Plus proche d’un cartographe que d’un responsable de banque centrale, Ben Bernanke a présenté cette semaine le dernier gadget de la Réserve fédérale destiné à suivre l’évolution de la crise du logement américaine : des cartes représentant en couleurs les baisses de prix, les forclusions et autres indicateurs de la misère liée au logement pour chaque comté.

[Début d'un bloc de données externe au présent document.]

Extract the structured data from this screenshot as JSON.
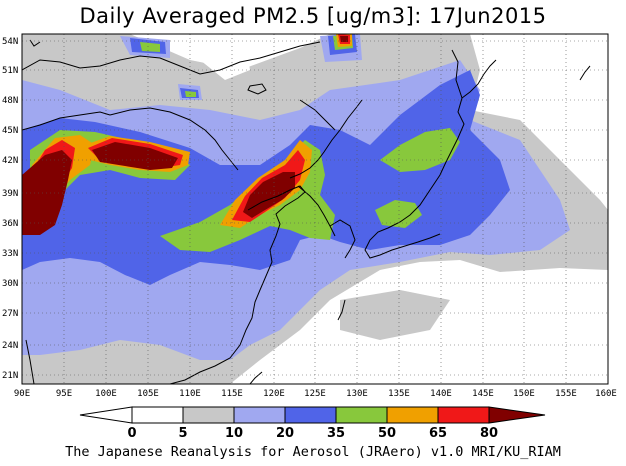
{
  "title": "Daily Averaged PM2.5 [ug/m3]: 17Jun2015",
  "lat_labels": [
    "54N",
    "51N",
    "48N",
    "45N",
    "42N",
    "39N",
    "36N",
    "33N",
    "30N",
    "27N",
    "24N",
    "21N"
  ],
  "lon_labels": [
    "90E",
    "95E",
    "100E",
    "105E",
    "110E",
    "115E",
    "120E",
    "125E",
    "130E",
    "135E",
    "140E",
    "145E",
    "150E",
    "155E",
    "160E"
  ],
  "colorbar": {
    "levels": [
      "0",
      "5",
      "10",
      "20",
      "35",
      "50",
      "65",
      "80"
    ],
    "colors": [
      "#ffffff",
      "#c8c8c8",
      "#a0a8f0",
      "#5064e8",
      "#88c83c",
      "#f0a000",
      "#f01818",
      "#800000"
    ]
  },
  "footer": "The Japanese Reanalysis for Aerosol (JRAero) v1.0 MRI/KU_RIAM"
}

Son but était de démontrer que la chute des prix implique plus de forclusions et d’inciter les bailleurs à limiter le capital sur les prêts douteux, lorsqu’une maison a moins de valeur que son hypothèque. Ses cartes, sur lesquelles les couleurs les plus chaudes représentent les zones les plus problématiques, sont particulièrement parlantes. Les conséquences de la crise de l’immobilier américaine varient considérablement selon les régions. Les plus touchés ont été les « états bulles », à savoir la Californie, le Nevada et la Floride, ainsi que certaines parties du Midwest industriel. La plus grande incertitude concernant l’économie est de savoir à quel point la situation va empirer.

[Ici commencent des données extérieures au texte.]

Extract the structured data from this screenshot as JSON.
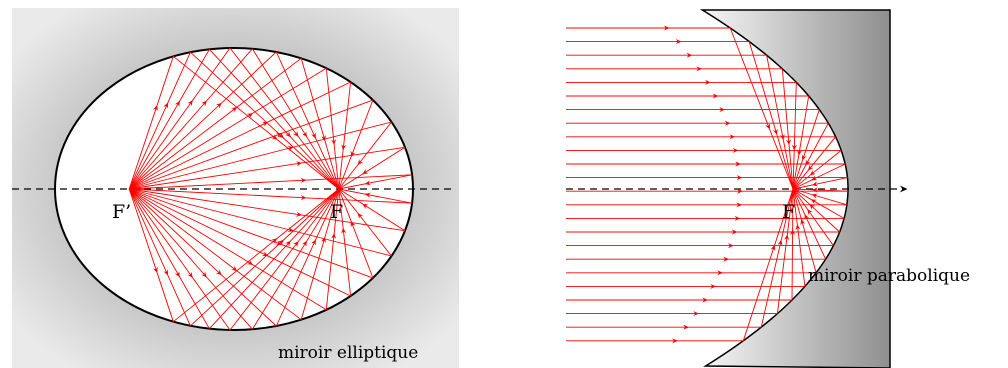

La réponse est complexe. Il est difficile de savoir dans quelle mesure les prix de l’immobilier ont baissé. Les États-Unis disposent de plusieurs indices de prix de l’immobilier, chacun donnant un son de cloche différent. Très largement cités, mais également les moins utiles, sont les chiffres mensuels illustrant les prix médians de l’immobilier fournis par la National Association of Realtors (NAR). Ces chiffres indiquent que les prix médians ont baissé de près de 13 % par rapport à leur maximum, mais comme ces moyennes ne tiennent pas compte des logements qui changent de propriétaire, donnée qui varie d'un mois à l'autre, elles sont inévitablement distordues.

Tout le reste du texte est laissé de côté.